Casi de inmediato entraba en operación el segundo mecanismo de integración. Este era de tipo cultural y educativo. A través de establecer colonias, invitar a las élites locales y el crecimiento del comercio, se iban expandiendo las costumbres y cultura romanas. Esta cultura no era específicamente de la ciudad de Roma, sino que iba cada vez más abarcando otras fuentes. Los casos más impresionantes son los de la cultura griega clásica y el cristianismo, que se volvieron parte integral de la identidad del imperio no siendo nativas de la metrópolis. 

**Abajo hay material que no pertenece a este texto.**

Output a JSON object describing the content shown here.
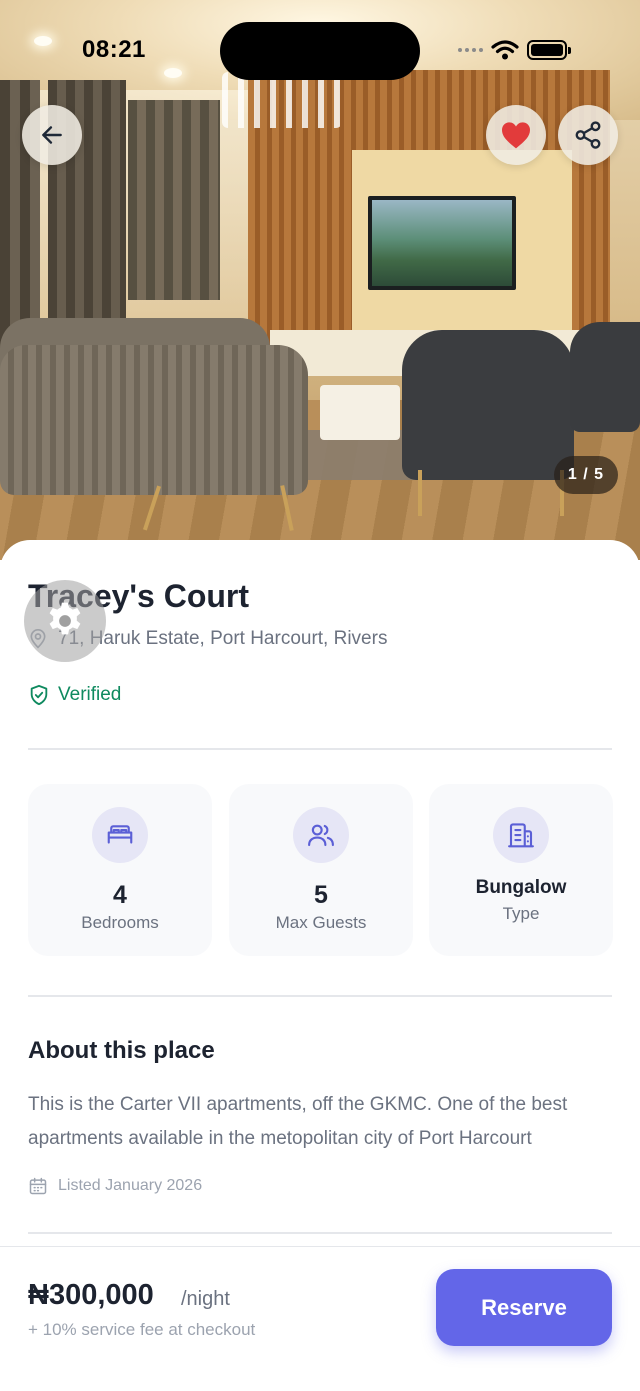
{
  "status_bar": {
    "time": "08:21"
  },
  "hero": {
    "image_counter": "1 / 5"
  },
  "listing": {
    "title": "Tracey's Court",
    "address": "71, Haruk Estate, Port Harcourt, Rivers",
    "verified_label": "Verified"
  },
  "stats": [
    {
      "value": "4",
      "label": "Bedrooms",
      "icon": "bed-icon"
    },
    {
      "value": "5",
      "label": "Max Guests",
      "icon": "users-icon"
    },
    {
      "value": "Bungalow",
      "label": "Type",
      "icon": "building-icon"
    }
  ],
  "about": {
    "heading": "About this place",
    "description": "This is the Carter VII apartments, off the GKMC. One of the best apartments available in the metopolitan city of Port Harcourt",
    "listed": "Listed January 2026"
  },
  "booking": {
    "price": "₦300,000",
    "unit": "/night",
    "fee_note": "+ 10% service fee at checkout",
    "reserve_label": "Reserve"
  },
  "colors": {
    "accent": "#6366e8",
    "verified": "#0f8a5f",
    "heart": "#e23b3b",
    "text_primary": "#1d2330",
    "text_secondary": "#6b7280"
  }
}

El último mecanismo de integración era de tipo cívico. El sistema de gobierno de la república romana, con algunos elementos democráticos originales, no era apto para el gobierno de un estado tan grande por no tener una estructura representativa territorial. Al extinguirse la república, los derechos electorales se volvieron obsoletos, pero los derechos civiles y de acceder a cargos públicos permanecieron. La ciudadanía romana, desde un inicio, permitía formas de acceder a ella más allá de la herencia. Por tanto, fue fácil a lo largo del tiempo ir extendiéndola de forma gradual a más regiones y personas. Para el año 211 d. C., se culminó el proceso al dar ciudadanía a todos los residentes libres del imperio. Y esta iba acompañada de oportunidades de participar en el estado a todos los niveles; hubo emperadores originarios de muchas de las regiones.

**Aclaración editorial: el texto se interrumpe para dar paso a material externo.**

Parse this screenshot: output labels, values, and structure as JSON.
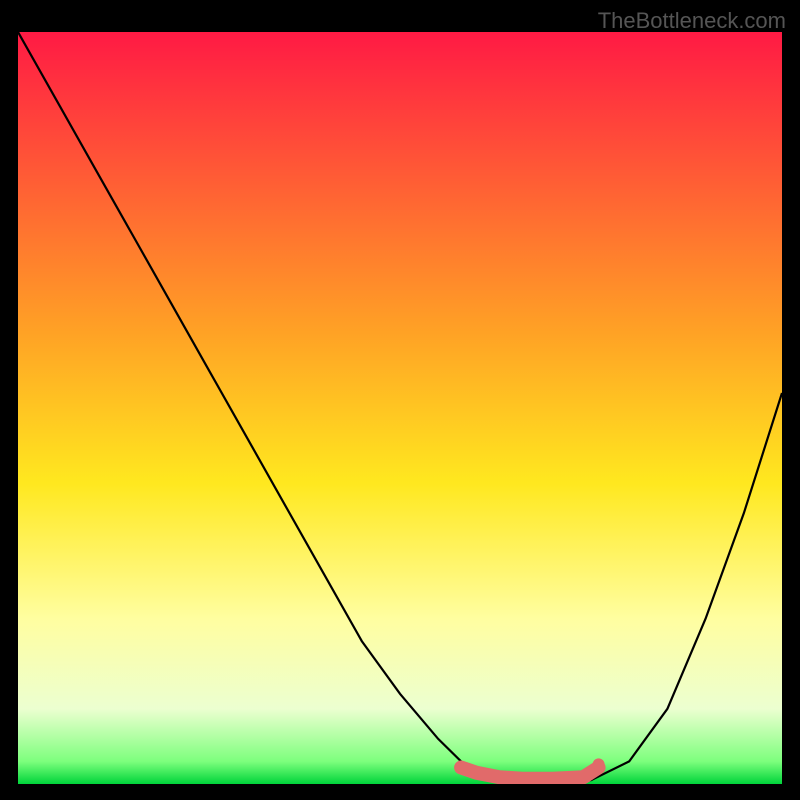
{
  "watermark": "TheBottleneck.com",
  "chart_data": {
    "type": "line",
    "title": "",
    "xlabel": "",
    "ylabel": "",
    "xlim": [
      0,
      100
    ],
    "ylim": [
      0,
      100
    ],
    "gradient_stops": [
      {
        "offset": 0,
        "color": "#ff1a44"
      },
      {
        "offset": 40,
        "color": "#ffa225"
      },
      {
        "offset": 60,
        "color": "#ffe81f"
      },
      {
        "offset": 78,
        "color": "#fffea0"
      },
      {
        "offset": 90,
        "color": "#ecffd0"
      },
      {
        "offset": 97,
        "color": "#7dff7d"
      },
      {
        "offset": 100,
        "color": "#00d43a"
      }
    ],
    "series": [
      {
        "name": "curve",
        "color": "#000000",
        "x": [
          0,
          5,
          10,
          15,
          20,
          25,
          30,
          35,
          40,
          45,
          50,
          55,
          58,
          60,
          63,
          66,
          70,
          75,
          80,
          85,
          90,
          95,
          100
        ],
        "y": [
          100,
          91,
          82,
          73,
          64,
          55,
          46,
          37,
          28,
          19,
          12,
          6,
          3,
          1.5,
          0.5,
          0.3,
          0.3,
          0.5,
          3,
          10,
          22,
          36,
          52
        ]
      }
    ],
    "highlight": {
      "color": "#e16a6a",
      "x": [
        58,
        60,
        63,
        66,
        70,
        74,
        76
      ],
      "y": [
        2.2,
        1.5,
        0.9,
        0.7,
        0.7,
        0.9,
        2.2
      ]
    },
    "highlight_dot": {
      "x": 76,
      "y": 2.6,
      "r": 6,
      "color": "#e16a6a"
    }
  }
}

Roma cayó y hubo un decaimiento considerable en la civilización. Sin embargo, la identidad persistió y las nuevas sociedades que se iban formando lo hacían con conciencia de la base del imperio perdido, del cual eran herederos. El Venerable Beda, un monje británico en el siglo VIII escribió: “Mientras permanezca el Coliseo, Roma permanecerá. Al caer el Coliseo, caerá Roma y el mundo”. Filoféi de Pskov, en el siglo XV, reclamaba para su patria rusa la misma herencia: “Dos Romas han caído, pero la tercera permanece y no habrá una cuarta”. Tanto los líderes de la Revolución Francesa (la “República” francesa), como el Zar (“César”) de Rusia o Káiser (“César”) de Alemania, se consideraban sucesores de esta tradición.

Nuestra América es heredera también de esta tradición. Sin embargo, hay que lamentar, como escribía Michel de Montaigne en 1593: “¡Lástima grande que no cayera bajo César, o bajo los antiguos griegos y romanos una tan noble conquista, y una tan grande mutación y alteración de imperios y pueblos en manos que hubieran dulcemente pulimentado y desmalezado lo que en ellos había de salvaje, confortando y removiendo la buena semilla que la naturaleza había producido; mezclando, no solo al cultivo de sus tierras y ornamento de sus ciudades, las artes de por acá, en cuanto estas hubieran sido necesarias, sino también inculcando las virtudes griegas y romanas a los naturales del país. ¡Qué reparación hubiera sido esta… si los primeros ejemplos y conducta nuestra que por allá se mostraron hubiesen llamado a estos pueblos a la admiración o imitación de la virtud, preparando entre ellos y nosotros una sociedad e inteligencia fraternales!”.